Beber uma garrafa de vinho por semana equivale a fumar de cinco a 10 cigarros por semana quando se trata de aumentar o risco de câncer ao longo da vida, de acordo com um novo estudo que recebeu grande cobertura da mídia.

O estudo feito no Reino Unido foi tanto criticado como elogiado pelos especialistas consultados pelo Medscape.

Para as mulheres, o consumo de uma garrafa de vinho por semana aumentou o risco absoluto de câncer ao longo da vida na mesma proporção que fumar 10 cigarros por semana, em grande parte devido ao maior risco de câncer de mama.

Entre os homens, beber uma garrafa de vinho por semana aumentou o risco absoluto de câncer ao longo da vida equivalente ao consumo de cinco cigarros.

O trabalho foi publicado online em 28 de março no periódico BMC Public Health.
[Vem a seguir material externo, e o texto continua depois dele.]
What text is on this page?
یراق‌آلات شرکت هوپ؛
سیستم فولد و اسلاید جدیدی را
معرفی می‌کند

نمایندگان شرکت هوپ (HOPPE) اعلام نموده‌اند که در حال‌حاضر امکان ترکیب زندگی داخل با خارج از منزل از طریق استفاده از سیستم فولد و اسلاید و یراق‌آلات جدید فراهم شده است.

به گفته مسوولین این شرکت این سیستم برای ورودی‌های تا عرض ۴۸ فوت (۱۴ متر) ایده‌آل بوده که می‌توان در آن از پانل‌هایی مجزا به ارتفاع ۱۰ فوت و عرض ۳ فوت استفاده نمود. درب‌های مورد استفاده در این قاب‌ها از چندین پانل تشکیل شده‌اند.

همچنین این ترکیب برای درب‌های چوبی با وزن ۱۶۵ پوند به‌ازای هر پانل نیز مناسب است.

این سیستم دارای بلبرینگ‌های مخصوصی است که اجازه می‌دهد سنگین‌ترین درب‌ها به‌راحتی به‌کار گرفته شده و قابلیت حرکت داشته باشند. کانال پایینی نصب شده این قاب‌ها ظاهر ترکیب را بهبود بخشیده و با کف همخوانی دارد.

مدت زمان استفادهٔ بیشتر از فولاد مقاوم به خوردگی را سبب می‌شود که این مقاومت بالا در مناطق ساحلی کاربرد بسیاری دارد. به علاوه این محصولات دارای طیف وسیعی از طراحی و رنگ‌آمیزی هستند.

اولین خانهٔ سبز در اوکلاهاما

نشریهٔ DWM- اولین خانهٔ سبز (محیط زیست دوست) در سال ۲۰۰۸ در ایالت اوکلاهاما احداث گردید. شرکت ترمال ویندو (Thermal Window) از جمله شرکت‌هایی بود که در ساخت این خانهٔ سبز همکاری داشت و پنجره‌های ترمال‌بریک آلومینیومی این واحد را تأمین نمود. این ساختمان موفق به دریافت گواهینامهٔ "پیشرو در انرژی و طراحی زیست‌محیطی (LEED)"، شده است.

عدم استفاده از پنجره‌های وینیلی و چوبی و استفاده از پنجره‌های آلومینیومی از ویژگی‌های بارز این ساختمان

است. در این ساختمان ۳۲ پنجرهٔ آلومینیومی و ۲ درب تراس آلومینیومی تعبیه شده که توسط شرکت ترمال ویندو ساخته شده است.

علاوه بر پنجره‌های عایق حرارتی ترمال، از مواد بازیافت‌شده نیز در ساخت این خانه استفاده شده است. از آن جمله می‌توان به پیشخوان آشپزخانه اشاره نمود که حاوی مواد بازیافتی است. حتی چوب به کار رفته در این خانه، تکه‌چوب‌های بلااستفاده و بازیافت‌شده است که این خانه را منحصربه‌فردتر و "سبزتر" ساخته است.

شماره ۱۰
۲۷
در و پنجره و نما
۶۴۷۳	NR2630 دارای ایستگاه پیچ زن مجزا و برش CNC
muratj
Embora existam muitas publicações e pesquisas analisando tanto o cigarro como o álcool e seus respectivos riscos de câncer, este é o primeiro artigo a compará-los.

“Nós simplesmente realizamos um cálculo baseado em dados de grandes estudos epidemiológicos anteriores, conforme descrito em nossa metodologia”, disse a primeira autora, Dra. Theresa Hydes, Ph.D., médica e pesquisadora clínica de hepatologia do University Hospital Southampton, na Inglaterra. Ela explicou que a equivalência com cigarros foi usada principalmente para ajudar na conscientização do público sobre o risco entre o álcool e o câncer.
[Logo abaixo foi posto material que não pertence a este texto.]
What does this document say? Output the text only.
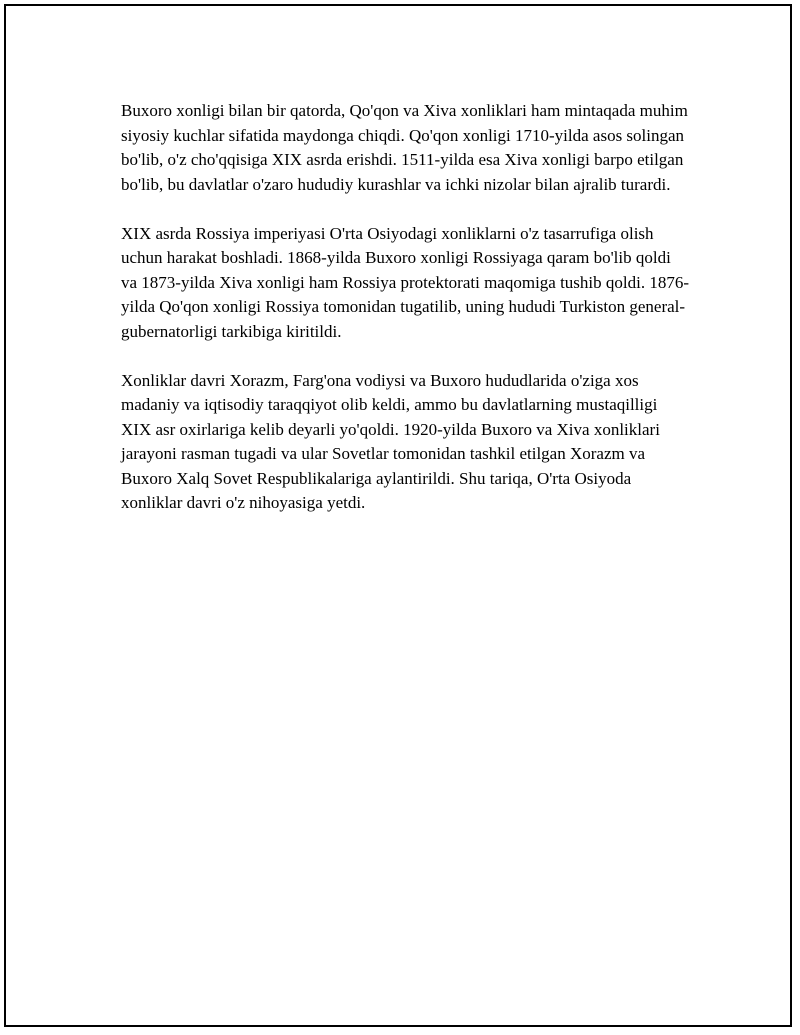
Buxoro xonligi bilan bir qatorda, Qo'qon va Xiva xonliklari ham mintaqada muhim siyosiy kuchlar sifatida maydonga chiqdi. Qo'qon xonligi 1710-yilda asos solingan bo'lib, o'z cho'qqisiga XIX asrda erishdi. 1511-yilda esa Xiva xonligi barpo etilgan bo'lib, bu davlatlar o'zaro hududiy kurashlar va ichki nizolar bilan ajralib turardi.

XIX asrda Rossiya imperiyasi O'rta Osiyodagi xonliklarni o'z tasarrufiga olish uchun harakat boshladi. 1868-yilda Buxoro xonligi Rossiyaga qaram bo'lib qoldi va 1873-yilda Xiva xonligi ham Rossiya protektorati maqomiga tushib qoldi. 1876-yilda Qo'qon xonligi Rossiya tomonidan tugatilib, uning hududi Turkiston general-gubernatorligi tarkibiga kiritildi.

Xonliklar davri Xorazm, Farg'ona vodiysi va Buxoro hududlarida o'ziga xos madaniy va iqtisodiy taraqqiyot olib keldi, ammo bu davlatlarning mustaqilligi XIX asr oxirlariga kelib deyarli yo'qoldi. 1920-yilda Buxoro va Xiva xonliklari jarayoni rasman tugadi va ular Sovetlar tomonidan tashkil etilgan Xorazm va Buxoro Xalq Sovet Respublikalariga aylantirildi. Shu tariqa, O'rta Osiyoda xonliklar davri o'z nihoyasiga yetdi.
“O público associa o álcool à doença hepática, mas geralmente não tem consciência de que é a quinta principal causa de câncer e, é claro, que as taxas de consumo continuam aumentando em muitos países”, disse a Dra. Theresa ao Medscape.

Dois especialistas convidados a comentar o estudo pelo Medscape revelaram pontos de vista diferentes sobre o trabalho.

A Dra. Ruth Etzioni, Ph.D., bioestatística do Fred Hutchinson Cancer Research Center, em Seattle, Washington, não se convenceu de que comparar cigarros e álcool seja útil para o público.

O título do artigo contém a frase “Quantos cigarros há em uma garrafa de vinho?” De acordo com a Dra. Ruth, isso mostra que “obviamente foi escrito para chamar atenção”. E completou: “Eu recomendaria dar a menor atenção possível”.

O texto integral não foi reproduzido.